Speaking of which, remember Bibik Belacan? I vaguely remember watching it on tv, but the details escape me.

Anyway, the exhibition featured over 300 pieces of Peranakan jewellery from the 19th century till today. Those Peranakan women wore a whole lot of jewellery back then man! (And maybe even now?)

the mirror behind her is a little freaky

the mirror behind her is a little freaky

From the top of my head, a typical Nyonya would wear:

  1. necklace, usually more than one
  2. bracelet
  3. rings
  4. kerosang (like fancy ornate gold brooches used to fasten their blouses)
  5. hair pins
  6. anklet
  7. belt (can’t be seen, but they wear a gold, fancy one anyway!)
  8. keychain (serious!)

Yeah…I think they might just be more that I missed out.

Anyway, the curated tour was pretty awesome. Our tour guide (oops I forgot her name!) is actually a voluteer guide and is a medical doctor on weekdays! She was really knowledgeable and made the exhibition much more interesting.

To be really honest, I think that without the tour guide, I wouldn’t have enjoyed the exhibition that much. I’m the kind of person that always gets the audio guide when I’m in a museum, so I think that’s just me. It just makes the exhibits come alive, don’t you think?

But of course, you can visit the exhibition without going on the curated tour. There are tons of videos and information boards telling you the significance of the jewellery and explaining the history behind it all.

In fact, if I had more time I’d have watched all the videos and read all the information boards, but I’m anal like that (or typical Singaporean? Wanna get my all my money’s worth, hehe)

the forgotten babas.

the forgotten babas.

Here’s some reasons to go for Baba Bling:

1) Find out what it means when a Peranakan lady wears jewellery that’s made of silver with pearls or why why it’s rare to find hairpins in sets of 5 rather than the original 7 that they came out in

2) Look at photos of old Peranakan families and couples and try and get fashion inspiration

3) Get awesome printed gold stickers with different symbols that hold significance to the Peranakans –> This is actually meant for kids, but you should try and get your hand on it too! It’s so fun to go to the different machines to “collect” the different symbols!

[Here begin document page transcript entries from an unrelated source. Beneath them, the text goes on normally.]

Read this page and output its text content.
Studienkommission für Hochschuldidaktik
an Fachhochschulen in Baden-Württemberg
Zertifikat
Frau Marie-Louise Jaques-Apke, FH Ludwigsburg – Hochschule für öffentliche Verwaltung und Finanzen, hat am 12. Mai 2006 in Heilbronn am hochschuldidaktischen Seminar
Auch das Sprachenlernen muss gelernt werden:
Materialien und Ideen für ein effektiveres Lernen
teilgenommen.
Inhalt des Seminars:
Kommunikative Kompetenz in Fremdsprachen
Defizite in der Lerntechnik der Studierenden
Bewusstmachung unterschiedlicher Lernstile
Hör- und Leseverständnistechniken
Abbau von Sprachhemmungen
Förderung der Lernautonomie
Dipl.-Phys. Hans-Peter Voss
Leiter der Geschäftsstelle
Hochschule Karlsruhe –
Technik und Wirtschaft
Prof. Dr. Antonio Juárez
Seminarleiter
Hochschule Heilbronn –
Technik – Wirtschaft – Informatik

4) The jewellery is so rare and their designs authentic that photography isn’t even allowed in the exhibition, for fear of copying. Hardcore!

5) Check out the building. I think the design is so lovely!

lovely place

lovely place

All in all, it was a charming way to spend Saturday afternoon. I’d recommend going for this exhibition, as well as the Peranakan Museum Collection. For me, it was an eye-opener to learn more about a culture I don’t know much about.

All bling-ed out

All bling-ed out

Went with Sherms who brought Squid along, and Ingrid came as well. I brought my friend Iris with me, who was visiting from Canada, and she enjoyed the exhibition too, especially since she’d never heard about the Peranakan people before. We also met Kanika and Dorothy from SMU as well!

Thanks to Riley from NHB for inviting!

More information about Baba Bling:

It runs from 29th May to 13th Dec

Peranakan Museum is at 39 Armenian Street

Opening hours: Mon 1pm – 7pm, Tues-Sun 9.30pm -7.30pm (till 9pm on Fridays)

Admission charges available here. Did you know that on Friday nights, charges are half-priced, at $3 for adults and $1.50 for students. Awesome!